4 or 5 party democracy with coalitions and a fair voting system are best. Check Scandinavia, ignore the UK and Us.
One party or a dozen would be irrelevant if they were composed of decent people with integrity, honour & principle – Santa may disappoint us again this year.
Hyperpartisanship may not serve the needs of democracy, but it serves the needs of politicians very well, thank you very much.
In the world of commerce, one of the main aims of a retail organisation is to achieve customer ‘lock-in’, where customers are so committed to buying from you, or so dependent on your products, that they do not even consider another retailer. The main motivation for this is that it is much cheaper to keep a customer you already have, rather than go out and find a replacement for one you have lost.
We can see the political equivalent of attempts at customer lock-in in the language chosen by politicians when describing their opposition. This was especially on display in the last US election, when neither Donald Trump nor the Murdoch press could refer to any Democrat as anything less than a Far Left, Antifa, Communist Socialist. The emphasis being on ‘far’: the opposition political party was/is so distant, so alien, that no-one in their right mind could consider, for even a moment, voting for them. Hence, all sensible and decent voters were/are locked in to voting for the Republicans.

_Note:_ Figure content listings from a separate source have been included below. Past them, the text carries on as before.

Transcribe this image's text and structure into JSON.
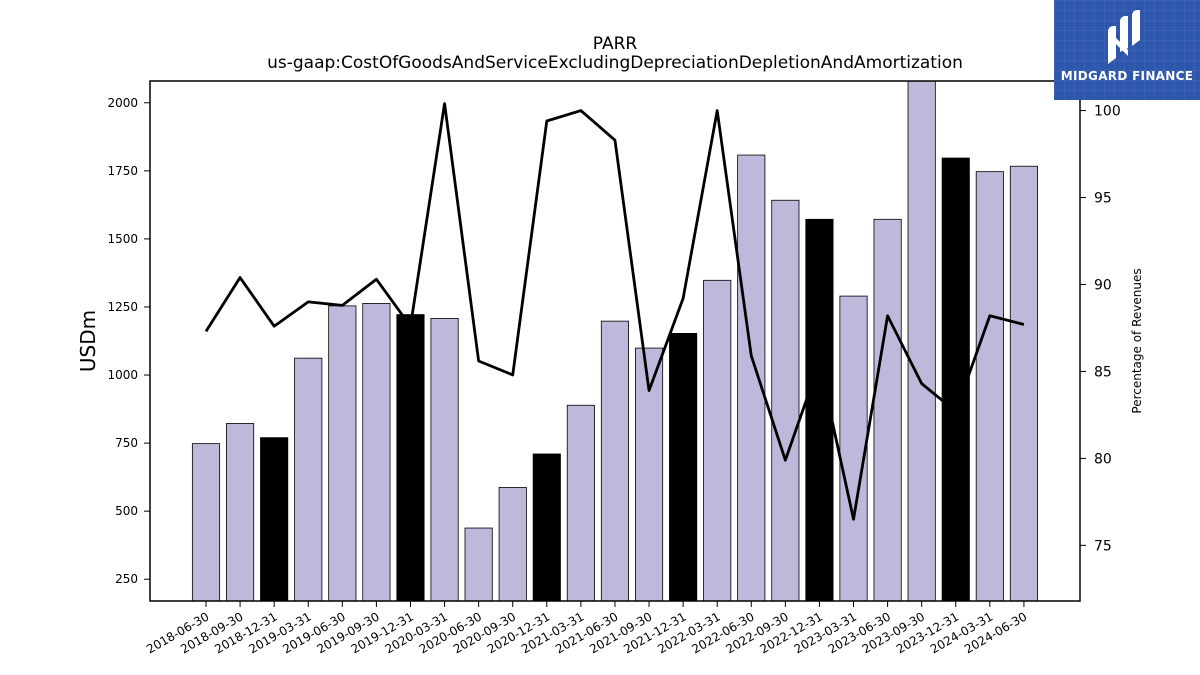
{
  "chart_data": {
    "type": "bar",
    "title": "PARR",
    "subtitle": "us-gaap:CostOfGoodsAndServiceExcludingDepreciationDepletionAndAmortization",
    "ylabel": "USDm",
    "y2label": "Percentage of Revenues",
    "ylim": [
      170,
      2080
    ],
    "y2lim": [
      71.8,
      101.7
    ],
    "yticks": [
      250,
      500,
      750,
      1000,
      1250,
      1500,
      1750,
      2000
    ],
    "y2ticks": [
      75,
      80,
      85,
      90,
      95,
      100
    ],
    "categories": [
      "2018-06-30",
      "2018-09-30",
      "2018-12-31",
      "2019-03-31",
      "2019-06-30",
      "2019-09-30",
      "2019-12-31",
      "2020-03-31",
      "2020-06-30",
      "2020-09-30",
      "2020-12-31",
      "2021-03-31",
      "2021-06-30",
      "2021-09-30",
      "2021-12-31",
      "2022-03-31",
      "2022-06-30",
      "2022-09-30",
      "2022-12-31",
      "2023-03-31",
      "2023-06-30",
      "2023-09-30",
      "2023-12-31",
      "2024-03-31",
      "2024-06-30"
    ],
    "series": [
      {
        "type": "bar",
        "axis": "left",
        "values": [
          748,
          822,
          770,
          1062,
          1254,
          1263,
          1222,
          1208,
          438,
          587,
          710,
          889,
          1198,
          1099,
          1153,
          1348,
          1808,
          1642,
          1572,
          1290,
          1572,
          2090,
          1797,
          1747,
          1767
        ],
        "colors": [
          "#bcb9da",
          "#bcb9da",
          "#000000",
          "#bcb9da",
          "#bcb9da",
          "#bcb9da",
          "#000000",
          "#bcb9da",
          "#bcb9da",
          "#bcb9da",
          "#000000",
          "#bcb9da",
          "#bcb9da",
          "#bcb9da",
          "#000000",
          "#bcb9da",
          "#bcb9da",
          "#bcb9da",
          "#000000",
          "#bcb9da",
          "#bcb9da",
          "#bcb9da",
          "#000000",
          "#bcb9da",
          "#bcb9da"
        ]
      },
      {
        "type": "line",
        "axis": "right",
        "color": "#000000",
        "values": [
          87.3,
          90.4,
          87.6,
          89.0,
          88.8,
          90.3,
          87.6,
          100.4,
          85.6,
          84.8,
          99.4,
          100.0,
          98.3,
          83.9,
          89.2,
          100.0,
          85.9,
          79.9,
          85.5,
          76.5,
          88.2,
          84.3,
          82.7,
          88.2,
          87.7
        ]
      }
    ],
    "bar_color": "#bcb9da",
    "highlight_color": "#000000",
    "grid": false,
    "legend": "none"
  },
  "logo": {
    "text": "MIDGARD FINANCE",
    "background": "#2d56ad"
  }
}
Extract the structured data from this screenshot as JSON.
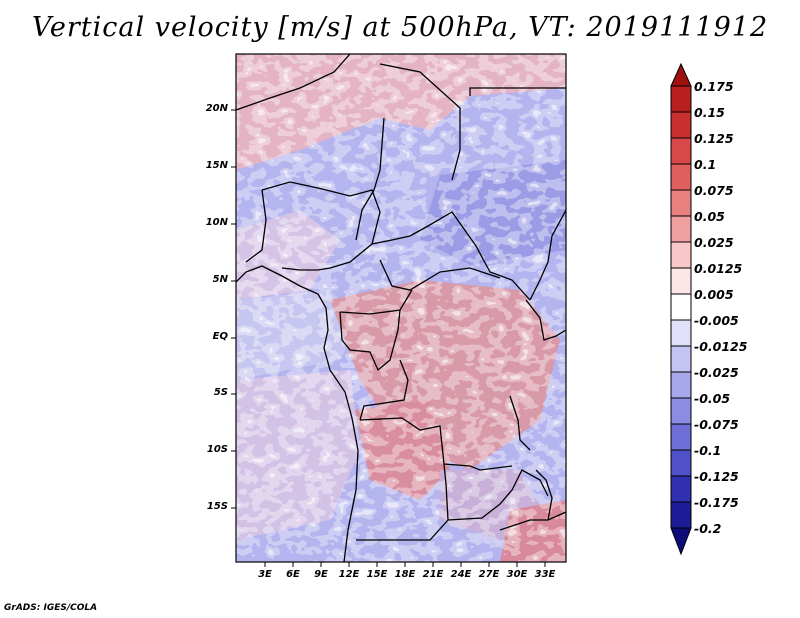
{
  "title": "Vertical velocity [m/s] at 500hPa, VT: 2019111912",
  "map": {
    "lat_ticks": [
      "20N",
      "15N",
      "10N",
      "5N",
      "EQ",
      "5S",
      "10S",
      "15S"
    ],
    "lon_ticks": [
      "3E",
      "6E",
      "9E",
      "12E",
      "15E",
      "18E",
      "21E",
      "24E",
      "27E",
      "30E",
      "33E"
    ],
    "field": "vertical velocity",
    "region": "Central Africa"
  },
  "colorbar": {
    "levels": [
      "0.175",
      "0.15",
      "0.125",
      "0.1",
      "0.075",
      "0.05",
      "0.025",
      "0.0125",
      "0.005",
      "-0.005",
      "-0.0125",
      "-0.025",
      "-0.05",
      "-0.075",
      "-0.1",
      "-0.125",
      "-0.175",
      "-0.2"
    ],
    "colors": [
      "#a01010",
      "#b82020",
      "#c83030",
      "#d84848",
      "#e06060",
      "#e88080",
      "#f0a0a0",
      "#f8c8c8",
      "#fde6e6",
      "#ffffff",
      "#e0e0fa",
      "#c4c4f2",
      "#a8a8ec",
      "#8c8ce4",
      "#6e6ed8",
      "#5050c8",
      "#3030b0",
      "#1c1c96",
      "#0c0c7a"
    ]
  },
  "footer": "GrADS: IGES/COLA"
}
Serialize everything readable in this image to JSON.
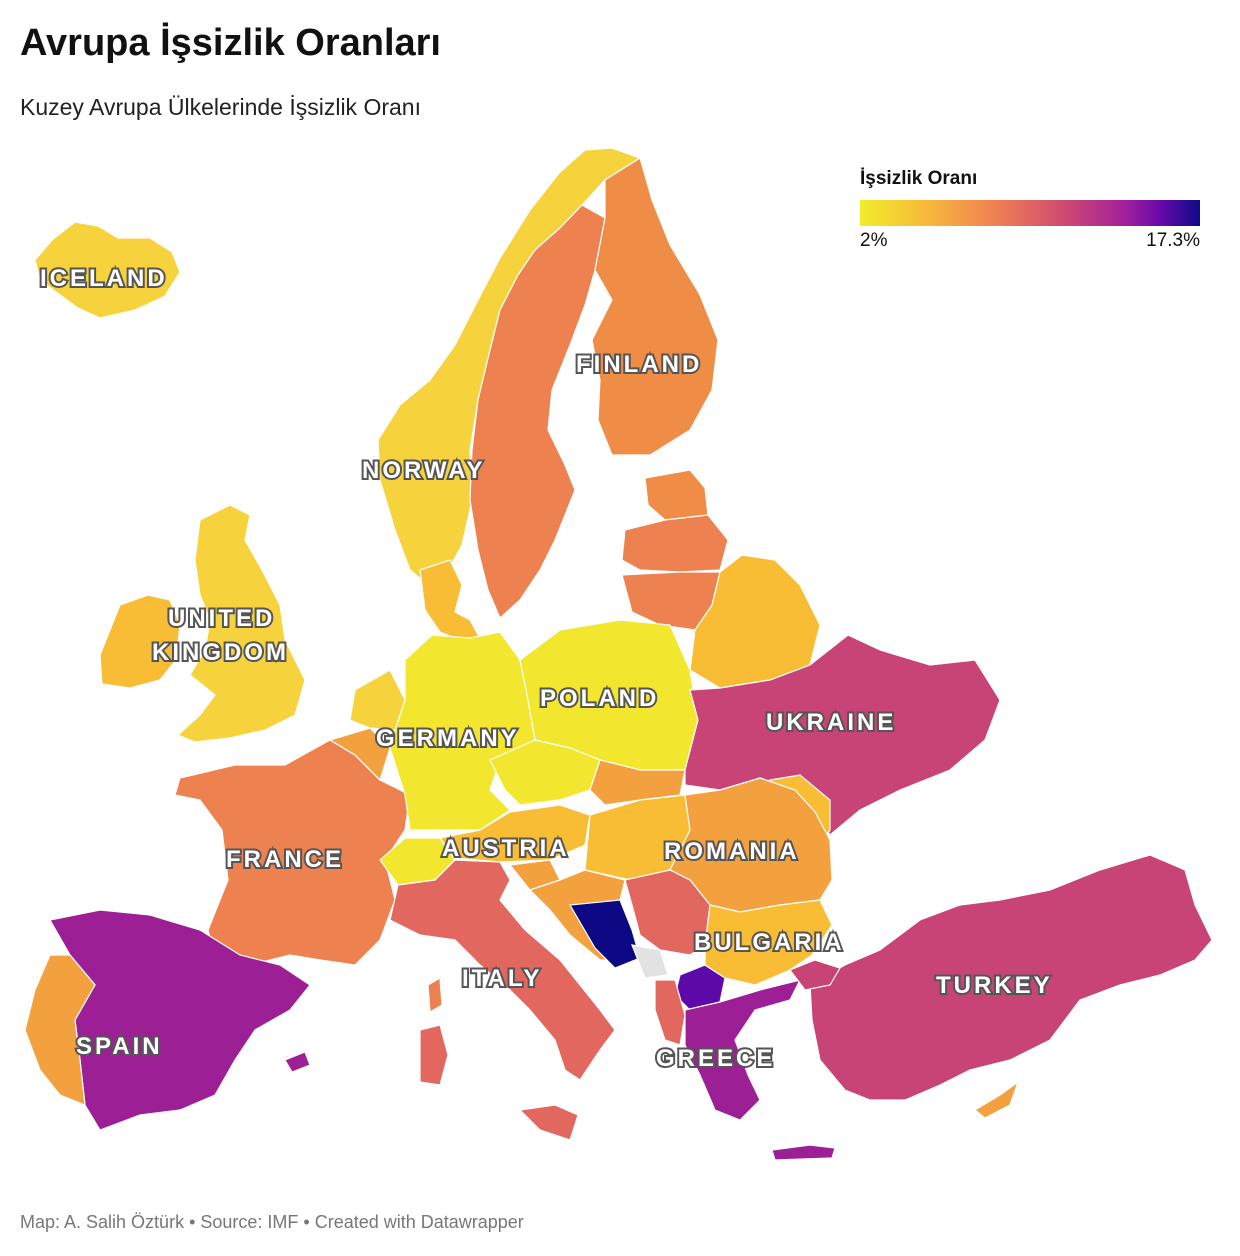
{
  "title": "Avrupa İşsizlik Oranları",
  "subtitle": "Kuzey Avrupa Ülkelerinde İşsizlik Oranı",
  "legend": {
    "title": "İşsizlik Oranı",
    "min_label": "2%",
    "max_label": "17.3%",
    "min_value": 2,
    "max_value": 17.3
  },
  "labels": {
    "iceland": "ICELAND",
    "finland": "FINLAND",
    "norway": "NORWAY",
    "uk_line1": "UNITED",
    "uk_line2": "KINGDOM",
    "poland": "POLAND",
    "ukraine": "UKRAINE",
    "germany": "GERMANY",
    "austria": "AUSTRIA",
    "romania": "ROMANIA",
    "france": "FRANCE",
    "bulgaria": "BULGARIA",
    "italy": "ITALY",
    "turkey": "TURKEY",
    "spain": "SPAIN",
    "greece": "GREECE"
  },
  "colors": {
    "yellow": "#f2e72e",
    "light_yellow": "#f6d33c",
    "gold": "#f8bd35",
    "orange": "#f3a03f",
    "dark_orange": "#ef8d46",
    "coral": "#ee8150",
    "salmon": "#e2675e",
    "magenta": "#c84376",
    "purple": "#9d1f96",
    "violet": "#5d0aa8",
    "navy": "#0d0985",
    "gray": "#e2e2e2"
  },
  "footer": "Map: A. Salih Öztürk • Source: IMF • Created with Datawrapper"
}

Never mind that the reason many Americans don’t bother to vote is because they believe it doesn’t matter who is in power, they will still be screwed, which rather plays against the whole ‘they are a different species to us’ trope.
The truth is, we’ve all been sold a pup. In a democracy, voters NEED viable choices and options. They NEED at least two (and preferably more) candidates to choose from. If they don’t have this, then it isn’t a democracy. The habit that so many seem to have taken up, where they choose and support a political party right or wrong the way others might support a football team, does none of us any favours. We’d get much better value from all of our politicians, no matter what their stripe, if they all knew they had to win our vote anew at every election, by coming up with good policy.